Fig 4. Origin licensing uses canonical mechanisms during BKPyV-induced re-replication.

(A) Diagram of host origin licensing and MCM solubility. (B-D) Representative cell cycle plots from mock and BKPyV-infected RPTEs at 48hpi and colored by relative MCM4 intensity. Total MCM4 was visualized by fixing cells in PFA, while chromatin-associated MCM4 (W/O) was visualized by permeabilizing cells prior to fixation. (C) Representative binning analysis of PFA-fixed (Total) or washout (W/O) data shown in (B) was split by EdU status and binned by DNA content. (D) Quantification of the binned data represented in (C). (E) Representative western analyses of licensing factors after proteasome inhibition (Bort.) at 48hpi. (F-H) Representative images of FastFUCCI transduced RPTEs (F). Scale bar represents 20μm. (G) Representative plot of FastFUCCI-transduced mock or BKPyV-infected (MOI = 0.5) cells fixed at 24, 48, and 72hpi. Only cells positive for a FastFUCCI fluorophore are represented and colored based on fluorophore intensities. (H) Quantification of dual positive cells shown in panel G. Statistical significance was determined by two-way ANOVA using infection state and time and a Tukey post-hoc (n = 3; *: p < 0.05). See also S3 Fig.

Fig 5. Firing of new origins of replication during BKPyV-induced re-replication required canonical kinases Cdc7 and Cdk2.

(A) Diagram of canonical host origin firing. (B) Representative western analysis of viral proteins and markers of DDR activation from mock and BKPyV-infected RPTEs at various timepoints post-infection (n = 3). (C) Representative western analysis of mock and BKPyV-infected RPTEs treated with DMSO or Cdc7 inhibitor PHA-767491 (15μM) at 18hpi and collected at 48hpi with quantification (n = 3). (D-F) Representative cell cycle analysis of mock or BKPyV-infected RPTE cells fixed at 48 and 72hpi colored by relative pMCM2^S53 intensity (n = 3). Relative pMCM2^S53 intensity was calculated by dividing the pMCM2^S53 intensity of each cell by the sample average of pMCM2^S53. (E) Representative binning analysis of 72hpi cells shown in panel. Boxes are colored by relative pMCM2^S53 intensity, except for boxes with fewer than 10 cells (gray). (F) Quantification of the pMCM2^S53 intensity from the binning analysis in panel (E). (G-I) Flow cytometry-based cell cycle analyses at 72 hpi of mock and BKPyV-infected RPTEs treated at 18hpi (Early) or 48hpi (Late) using 15μM Cdc7 inhibitor PHA-767491 (G) or 10μM Cdk2 inhibitor NU-6140 (H). (I) Quantification of S phase and EdU mean fluorescent intensity (MFI) of the cells from data represented in (F) and (G). Statistical significance was determined by (C) two-way ANOVA using infection and Cdc7i or (I) one-way ANOVA, followed by a Tukey post-hoc with asterisks denoting significant differences from the DMSO sample (n = 3; *: p < 0.05, **: p < 0.01, ***: p < 0.001). See also S4 Fig.

Fig 6. Model for the dependence of BKPyV on host replication.

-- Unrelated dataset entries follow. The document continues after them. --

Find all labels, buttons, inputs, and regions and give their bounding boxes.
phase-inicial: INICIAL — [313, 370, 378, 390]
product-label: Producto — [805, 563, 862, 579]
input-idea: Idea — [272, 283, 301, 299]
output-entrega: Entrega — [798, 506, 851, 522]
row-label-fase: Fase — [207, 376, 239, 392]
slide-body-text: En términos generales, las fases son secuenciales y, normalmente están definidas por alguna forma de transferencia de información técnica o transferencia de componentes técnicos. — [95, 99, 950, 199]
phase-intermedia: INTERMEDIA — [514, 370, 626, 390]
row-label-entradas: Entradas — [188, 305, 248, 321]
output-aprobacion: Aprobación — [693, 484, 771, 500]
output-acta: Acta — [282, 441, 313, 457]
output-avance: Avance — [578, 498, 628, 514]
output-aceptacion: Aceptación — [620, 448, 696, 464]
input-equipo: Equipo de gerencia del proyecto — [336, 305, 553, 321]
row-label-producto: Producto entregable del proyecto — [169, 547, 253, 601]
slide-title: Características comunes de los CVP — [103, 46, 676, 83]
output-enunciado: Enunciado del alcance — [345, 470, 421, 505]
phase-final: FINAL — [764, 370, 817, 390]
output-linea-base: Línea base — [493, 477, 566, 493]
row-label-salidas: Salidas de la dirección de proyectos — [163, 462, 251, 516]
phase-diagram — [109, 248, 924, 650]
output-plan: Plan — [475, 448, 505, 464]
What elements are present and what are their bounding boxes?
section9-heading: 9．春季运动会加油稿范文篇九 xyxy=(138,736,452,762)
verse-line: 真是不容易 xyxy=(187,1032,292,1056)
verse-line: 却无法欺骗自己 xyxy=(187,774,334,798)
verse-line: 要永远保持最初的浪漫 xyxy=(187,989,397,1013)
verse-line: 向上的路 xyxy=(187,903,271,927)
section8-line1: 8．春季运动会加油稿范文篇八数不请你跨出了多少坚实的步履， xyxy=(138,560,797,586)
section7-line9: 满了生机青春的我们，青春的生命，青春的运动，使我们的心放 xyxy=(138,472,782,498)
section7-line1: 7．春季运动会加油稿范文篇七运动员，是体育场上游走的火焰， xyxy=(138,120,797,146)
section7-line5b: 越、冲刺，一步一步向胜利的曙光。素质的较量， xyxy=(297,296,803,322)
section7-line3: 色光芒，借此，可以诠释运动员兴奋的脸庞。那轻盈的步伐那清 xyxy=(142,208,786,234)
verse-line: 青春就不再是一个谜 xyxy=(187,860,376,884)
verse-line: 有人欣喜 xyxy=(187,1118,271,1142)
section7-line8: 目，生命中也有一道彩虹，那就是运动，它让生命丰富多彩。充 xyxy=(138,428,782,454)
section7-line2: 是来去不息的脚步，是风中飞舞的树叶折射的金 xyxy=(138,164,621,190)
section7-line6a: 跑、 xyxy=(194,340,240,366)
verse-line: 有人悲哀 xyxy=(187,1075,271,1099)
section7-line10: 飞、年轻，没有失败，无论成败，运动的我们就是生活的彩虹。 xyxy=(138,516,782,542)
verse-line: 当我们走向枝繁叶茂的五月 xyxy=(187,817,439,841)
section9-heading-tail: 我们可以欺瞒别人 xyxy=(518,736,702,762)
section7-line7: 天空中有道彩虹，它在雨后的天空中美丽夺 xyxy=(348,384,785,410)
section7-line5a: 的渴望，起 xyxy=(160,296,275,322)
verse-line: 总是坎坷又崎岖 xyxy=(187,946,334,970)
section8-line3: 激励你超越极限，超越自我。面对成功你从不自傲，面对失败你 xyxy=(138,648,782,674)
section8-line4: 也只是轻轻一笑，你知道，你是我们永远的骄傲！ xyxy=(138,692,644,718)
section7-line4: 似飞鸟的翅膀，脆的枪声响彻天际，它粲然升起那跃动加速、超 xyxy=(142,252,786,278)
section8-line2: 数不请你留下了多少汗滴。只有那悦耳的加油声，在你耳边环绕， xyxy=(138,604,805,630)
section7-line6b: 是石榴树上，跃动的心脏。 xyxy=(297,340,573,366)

Robust S phase may be induced by 1) tAg enhanced mitogenic signaling through disruption of the protein phosphatases, 2) expression of the truncated TAg that contains a pRb binding domain, or 3) low levels of TAg that are primarily directed towards pRb inhibition. As the cell enters late S or G2, TAg rapidly accumulates and inhibits pRb to stimulate host re-replication through origin re-licensing and re-firing using canonical mechanisms. Since the rapid TAg accumulation in the late S or G2 populations cannot be explained by an increase in genomes, it may be due to a phase-specific shift in early gene splicing and/or transcription. In the re-replicating population, BKPyV uses host replication machinery and TAg to replicate viral genomes. High levels of viral replication here activate the DNA damage response (DDR), which maintains a re-replicating population. After TAg expression and viral replication, the structural proteins are expressed, and viral progeny are detected concurrent with host re-replication.